As it is now the norm with French CSG deployments, the French MoD or Navy do not share specific details (such as exact composition of the strike group or of the airwing, time spent in an area, exact itinerary) in order to preserve an “informational fog of war”.
All through its deployment, other ships from different nations will join the escort at different times. Among them, French partners and allies such as: US, Greece, Italy, Portugal, Morocco, Australia, Canada, UK, and Japan.
The French CSG will take part in different multilateral or bilateral exercises such as Varuna – an annual French-Indian exercise – that will take place in the Indian Ocean. Another major one is the Laperouse exercise taking place around the Indonesian archipelago during which other navies from the region will join the CSG to rehearse the maritime security of the three main straights. Finally, the last one dubbed “Pacific Steller” shall see the French Navy strengthen the interoperability with the US Navy’s 7th fleet and other Pacific nations like Australia, Canada, Japan.
“This is an interoperability we have few occasions to practice as the 7th fleet is far way compared to the 5th and 6th fleets we see more often.” Admiral Jacques Mallard – French Navy’s CSG Commander.
Beyond operational needs, the “Clemenceau 25” mission is also meant to intensify and strengthen diplomatic ties with other local partners through port call of the carrier itself or escort ships, but also via the participation of the French Navy chief of Staff to the Indian Ocean Naval Symposium (IONS) and the Western Pacific Naval Symposium (WPNS).
“All these interactions will reinforce and confirm the relations developed by the French armed forces in the Indo Pacific during numerous years. The ships based overseas based in La Reunion, New Caledonia or in French Polynesia interact very often with our partners. We can count on our regular deployment in Indo Pacific jut like the Fremm Bretagne did that sailed to Hawaii to participate in RIMPAC exercise. Those deployments are the proofs that the French Navy can regularly go into the area from the metropolitan France”.

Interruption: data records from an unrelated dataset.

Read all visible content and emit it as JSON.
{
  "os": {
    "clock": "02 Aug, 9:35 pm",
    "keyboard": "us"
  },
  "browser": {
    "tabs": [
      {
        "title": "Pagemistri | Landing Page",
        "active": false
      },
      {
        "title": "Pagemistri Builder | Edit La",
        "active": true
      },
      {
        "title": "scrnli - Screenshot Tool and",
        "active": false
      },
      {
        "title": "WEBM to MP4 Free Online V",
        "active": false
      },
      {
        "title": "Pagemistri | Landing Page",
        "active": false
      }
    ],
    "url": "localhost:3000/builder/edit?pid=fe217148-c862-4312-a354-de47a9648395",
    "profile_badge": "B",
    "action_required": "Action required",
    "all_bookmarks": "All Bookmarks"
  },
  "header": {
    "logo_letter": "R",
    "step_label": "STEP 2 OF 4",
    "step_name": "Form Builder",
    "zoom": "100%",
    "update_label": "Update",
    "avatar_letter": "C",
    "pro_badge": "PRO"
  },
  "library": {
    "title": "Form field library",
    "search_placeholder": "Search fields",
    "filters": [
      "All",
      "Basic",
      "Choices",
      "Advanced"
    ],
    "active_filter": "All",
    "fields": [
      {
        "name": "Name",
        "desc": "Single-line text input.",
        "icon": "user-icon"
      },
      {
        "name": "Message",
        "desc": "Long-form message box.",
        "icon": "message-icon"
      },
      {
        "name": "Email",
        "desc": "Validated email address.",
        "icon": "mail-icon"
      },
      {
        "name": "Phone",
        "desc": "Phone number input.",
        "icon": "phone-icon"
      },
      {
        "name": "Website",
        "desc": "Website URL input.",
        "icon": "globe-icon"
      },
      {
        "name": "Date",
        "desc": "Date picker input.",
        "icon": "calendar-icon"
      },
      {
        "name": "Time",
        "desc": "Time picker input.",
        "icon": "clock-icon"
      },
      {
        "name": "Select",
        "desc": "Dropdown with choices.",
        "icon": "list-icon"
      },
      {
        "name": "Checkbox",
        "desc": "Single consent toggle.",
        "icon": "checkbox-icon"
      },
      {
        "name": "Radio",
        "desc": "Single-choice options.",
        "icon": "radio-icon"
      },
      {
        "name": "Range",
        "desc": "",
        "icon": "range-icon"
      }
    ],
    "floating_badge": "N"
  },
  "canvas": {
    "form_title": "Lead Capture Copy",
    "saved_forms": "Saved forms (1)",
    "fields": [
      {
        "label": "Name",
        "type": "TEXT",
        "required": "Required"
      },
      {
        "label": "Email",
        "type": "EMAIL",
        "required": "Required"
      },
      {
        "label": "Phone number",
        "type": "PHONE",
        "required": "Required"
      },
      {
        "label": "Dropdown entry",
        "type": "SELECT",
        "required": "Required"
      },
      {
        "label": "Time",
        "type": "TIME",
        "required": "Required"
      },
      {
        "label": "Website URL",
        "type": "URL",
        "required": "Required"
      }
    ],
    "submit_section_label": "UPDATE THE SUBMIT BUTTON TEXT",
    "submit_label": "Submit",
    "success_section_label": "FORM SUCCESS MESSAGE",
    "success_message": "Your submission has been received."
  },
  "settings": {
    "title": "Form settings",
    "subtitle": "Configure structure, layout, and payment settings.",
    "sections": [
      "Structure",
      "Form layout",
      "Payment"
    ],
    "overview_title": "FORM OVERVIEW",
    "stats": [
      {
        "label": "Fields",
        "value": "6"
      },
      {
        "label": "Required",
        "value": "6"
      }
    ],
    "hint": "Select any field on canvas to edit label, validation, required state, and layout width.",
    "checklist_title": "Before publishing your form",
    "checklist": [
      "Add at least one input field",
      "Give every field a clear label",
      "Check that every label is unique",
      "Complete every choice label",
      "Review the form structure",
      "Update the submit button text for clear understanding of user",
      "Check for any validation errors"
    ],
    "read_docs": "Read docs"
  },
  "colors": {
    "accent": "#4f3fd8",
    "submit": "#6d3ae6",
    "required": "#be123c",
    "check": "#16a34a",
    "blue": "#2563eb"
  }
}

At a time where logistics has become again a critical part within naval operations due to geopolitical stakes, France look at tightening up the bonds with other partners to be able support its ships for replenishment especially in ammunition. For the record, French Armed Forces have bases in Djibouti, UAE, La Réunion island in Indian Ocean, and Nouméa and Tahiti in the Pacific Ocean.
Data centers experimentation
Finally about expectations regarding innovations, as did the French Navy’s FREMMs in the Red Sea, the CSG will also embark new systems to experiment, evaluate and maybe integrate them later. The main one mentioned is data centers that will be embarked. The latter shall assist in collecting, exploiting and sharing data to increase analysis capability and decision-making within the task force and with allies’ ships. To experiment, operate and train sailors on it, military reservists – experts in data analysis and issued from the French defense industry will participate in the mission.
“The data centers will allow us to extract data from our sensors, to put them in common with the historical data we have on the area and to draw up a relevant analysis, essential as a decision-making aid. Several applications specific the Navy will be developed thanks to the skills brought by those reservists and will be evaluated in real conditions of a complex and demanding mission”.